What distinguishes Ayar Labs in this landscape is the combination of: the co-packaged optics approach (chiplet integration rather than pluggable modules), the TSMC manufacturing relationship for production-grade integration, and now the explicit strategic backing of both NVIDIA and AMD. The NVIDIA and AMD investments function as customer validation at the highest level of the ecosystem — the chipmakers whose products TeraPHY must integrate with have decided that Ayar Labs' approach is the one they want to build around.
What $870M in total funding signals about the timeline
The funding trajectory of Ayar Labs tells a story about where silicon photonics sits in its commercialization arc.
Early rounds funded research and development: proving that TeraPHY could be manufactured in a silicon foundry, that the optical coupling worked at the required performance levels, and that the co-packaging integration was achievable. This is expensive work — each tape-out costs millions of dollars, and multiple tape-outs are required to optimize a chip design.
The $500 million Series E is not R&D funding. A round of this size, at this valuation, from these investors, is manufacturing scale-up capital. It is the money required to move from prototype to production: building out the supply chain, qualifying the manufacturing process for high-volume output, hiring the application engineering teams that will help NVIDIA and AMD integrate TeraPHY into their chip packages, and opening the Taiwan office to manage the TSMC relationship at production scale.

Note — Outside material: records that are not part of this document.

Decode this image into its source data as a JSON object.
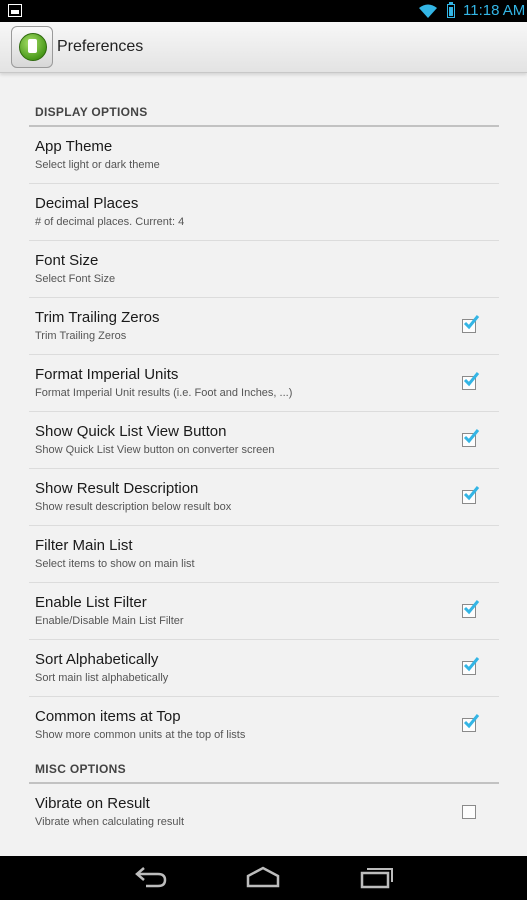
{
  "status_bar": {
    "time": "11:18 AM",
    "icons": [
      "notification-icon",
      "wifi-icon",
      "battery-icon"
    ],
    "accent_color": "#33b5e5"
  },
  "action_bar": {
    "title": "Preferences",
    "app_icon": "app-icon"
  },
  "sections": {
    "display": {
      "header": "DISPLAY OPTIONS",
      "items": [
        {
          "title": "App Theme",
          "summary": "Select light or dark theme",
          "has_checkbox": false
        },
        {
          "title": "Decimal Places",
          "summary": "# of decimal places.  Current: 4",
          "has_checkbox": false
        },
        {
          "title": "Font Size",
          "summary": "Select Font Size",
          "has_checkbox": false
        },
        {
          "title": "Trim Trailing Zeros",
          "summary": "Trim Trailing Zeros",
          "has_checkbox": true,
          "checked": true
        },
        {
          "title": "Format Imperial Units",
          "summary": "Format Imperial Unit results (i.e. Foot and Inches, ...)",
          "has_checkbox": true,
          "checked": true
        },
        {
          "title": "Show Quick List View Button",
          "summary": "Show Quick List View button on converter screen",
          "has_checkbox": true,
          "checked": true
        },
        {
          "title": "Show Result Description",
          "summary": "Show result description below result box",
          "has_checkbox": true,
          "checked": true
        },
        {
          "title": "Filter Main List",
          "summary": "Select items to show on main list",
          "has_checkbox": false
        },
        {
          "title": "Enable List Filter",
          "summary": "Enable/Disable Main List Filter",
          "has_checkbox": true,
          "checked": true
        },
        {
          "title": "Sort Alphabetically",
          "summary": "Sort main list alphabetically",
          "has_checkbox": true,
          "checked": true
        },
        {
          "title": "Common items at Top",
          "summary": "Show more common units at the top of lists",
          "has_checkbox": true,
          "checked": true
        }
      ]
    },
    "misc": {
      "header": "MISC OPTIONS",
      "items": [
        {
          "title": "Vibrate on Result",
          "summary": "Vibrate when calculating result",
          "has_checkbox": true,
          "checked": false
        }
      ]
    }
  },
  "nav_bar": {
    "buttons": [
      "back-icon",
      "home-icon",
      "recent-apps-icon"
    ]
  },
  "colors": {
    "check_color": "#33b5e5",
    "background": "#f2f2f2"
  }
}
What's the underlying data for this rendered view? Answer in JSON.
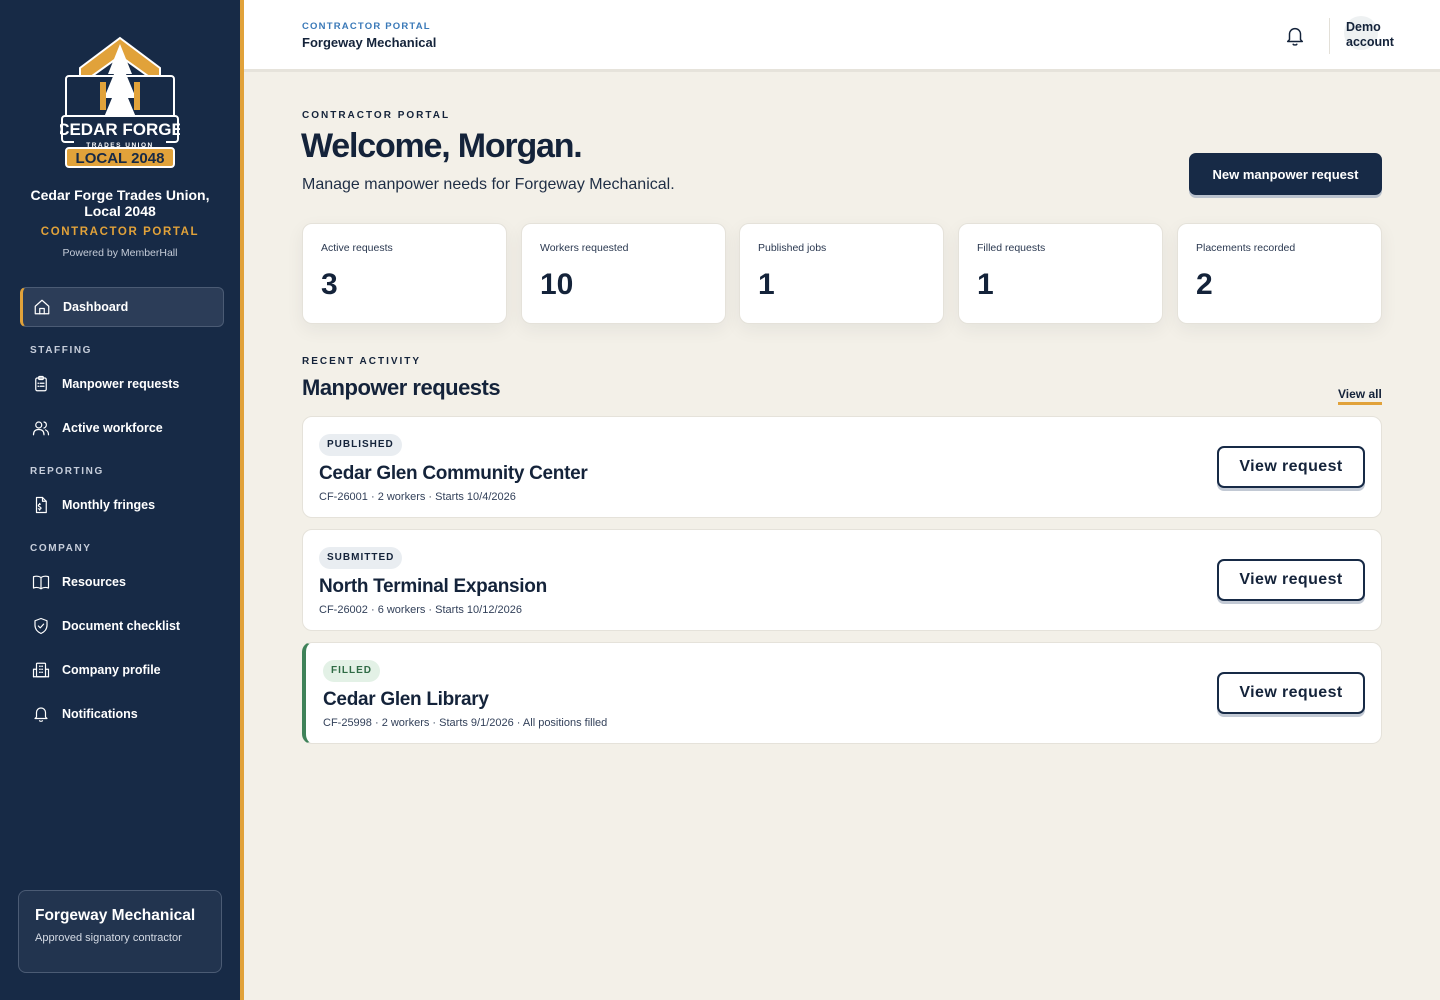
{
  "sidebar": {
    "logo": {
      "top": "CEDAR FORGE",
      "middle": "TRADES UNION",
      "bottom": "LOCAL 2048"
    },
    "org_name": "Cedar Forge Trades Union, Local 2048",
    "portal_tag": "CONTRACTOR PORTAL",
    "powered_by": "Powered by MemberHall",
    "dashboard": "Dashboard",
    "sections": {
      "staffing": "STAFFING",
      "reporting": "REPORTING",
      "company": "COMPANY"
    },
    "items": {
      "manpower_requests": "Manpower requests",
      "active_workforce": "Active workforce",
      "monthly_fringes": "Monthly fringes",
      "resources": "Resources",
      "document_checklist": "Document checklist",
      "company_profile": "Company profile",
      "notifications": "Notifications"
    },
    "company_card": {
      "name": "Forgeway Mechanical",
      "status": "Approved signatory contractor"
    }
  },
  "topbar": {
    "kicker": "CONTRACTOR PORTAL",
    "company": "Forgeway Mechanical",
    "account": "Demo account"
  },
  "main": {
    "kicker": "CONTRACTOR PORTAL",
    "welcome": "Welcome, Morgan.",
    "subtitle": "Manage manpower needs for Forgeway Mechanical.",
    "new_request_button": "New manpower request",
    "stats": [
      {
        "label": "Active requests",
        "value": "3"
      },
      {
        "label": "Workers requested",
        "value": "10"
      },
      {
        "label": "Published jobs",
        "value": "1"
      },
      {
        "label": "Filled requests",
        "value": "1"
      },
      {
        "label": "Placements recorded",
        "value": "2"
      }
    ],
    "recent_kicker": "RECENT ACTIVITY",
    "section_title": "Manpower requests",
    "view_all": "View all",
    "requests": [
      {
        "status": "PUBLISHED",
        "title": "Cedar Glen Community Center",
        "meta": "CF-26001 · 2 workers · Starts 10/4/2026",
        "button": "View request"
      },
      {
        "status": "SUBMITTED",
        "title": "North Terminal Expansion",
        "meta": "CF-26002 · 6 workers · Starts 10/12/2026",
        "button": "View request"
      },
      {
        "status": "FILLED",
        "title": "Cedar Glen Library",
        "meta": "CF-25998 · 2 workers · Starts 9/1/2026 · All positions filled",
        "button": "View request"
      }
    ]
  },
  "colors": {
    "sidebar_bg": "#172a46",
    "accent": "#e1a23a",
    "page_bg": "#f3f0e8",
    "filled_green": "#3f8259",
    "link_blue": "#3a79b8"
  }
}
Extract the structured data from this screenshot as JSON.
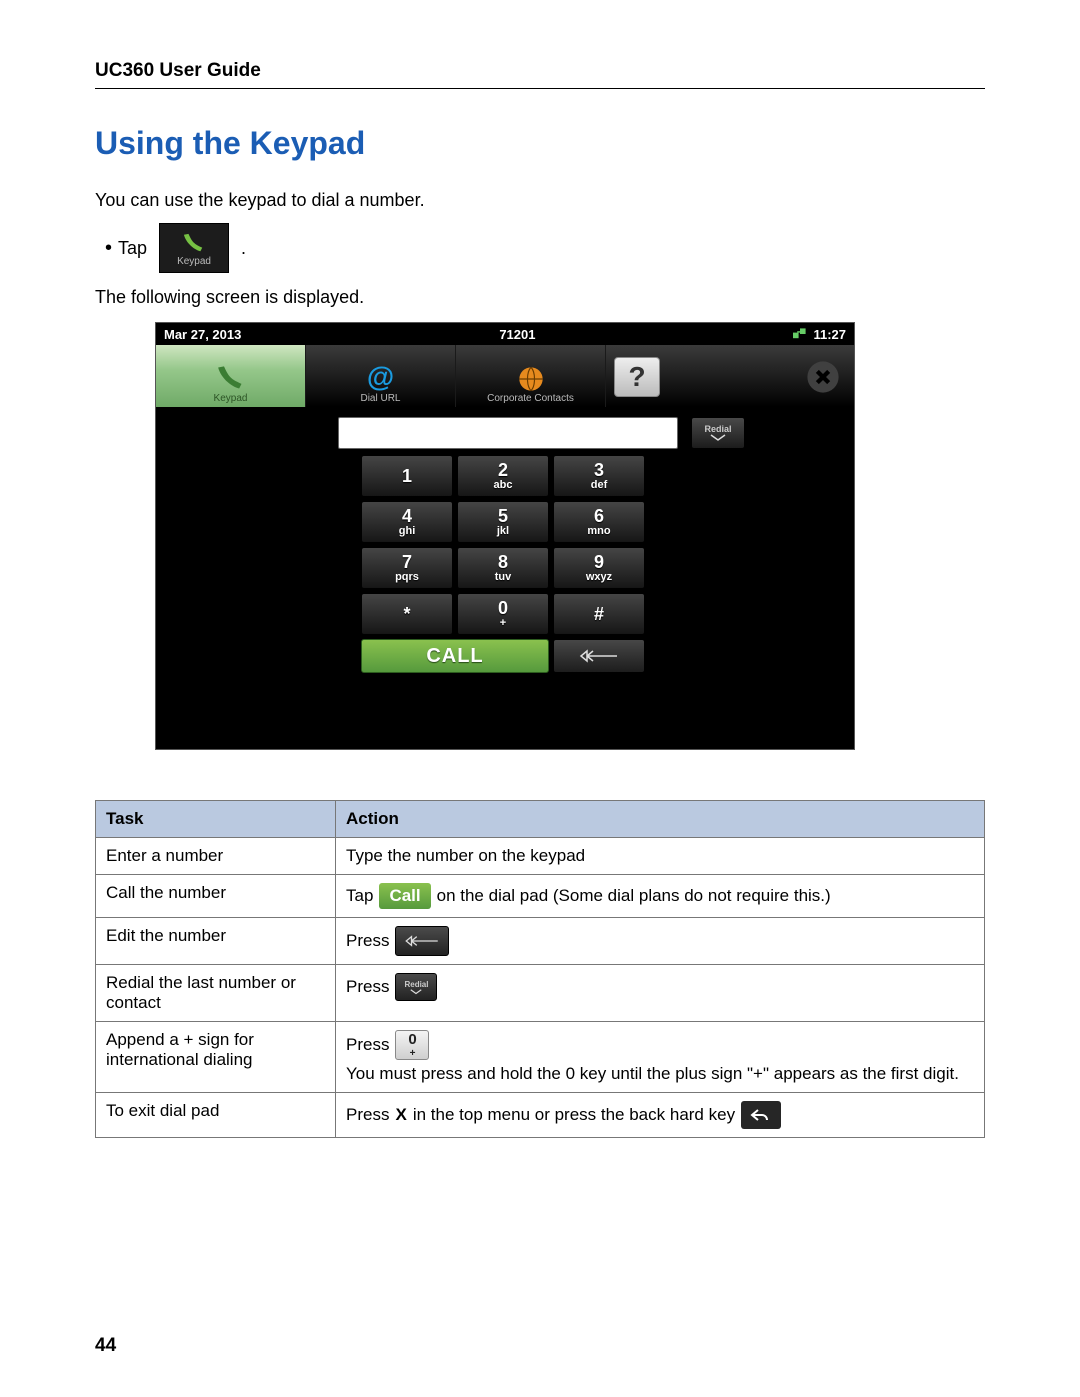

The 18-to-36-month window from a manufacturing scale-up round to first production shipments is standard for semiconductor products. If the Series E closed in March 2026, a plausible timeline for TeraPHY in production AI systems is late 2027 to early 2028 — which coincides with the expected deployment timeframe for NVIDIA's post-Blackwell architectures and AMD's MI400-series successors.
This timeline alignment is not accidental. NVIDIA and AMD invest strategically, not speculatively. Their co-investment in Ayar Labs is structured around a specific product roadmap that has them integrating TeraPHY into their next-generation chip packages. The capital is flowing now because the integration work must begin now to meet the 2027–2028 chip design schedule.
The $3.75 billion valuation reflects what investors believe Ayar Labs is worth if TeraPHY reaches production in next-generation AI chips at the volumes the AI infrastructure build-out implies. If the 100,000-chip AI clusters expected in 2028–2029 each require optical interconnects, the total addressable market for a co-packaged optical I/O solution is measured in tens of billions of dollars annually.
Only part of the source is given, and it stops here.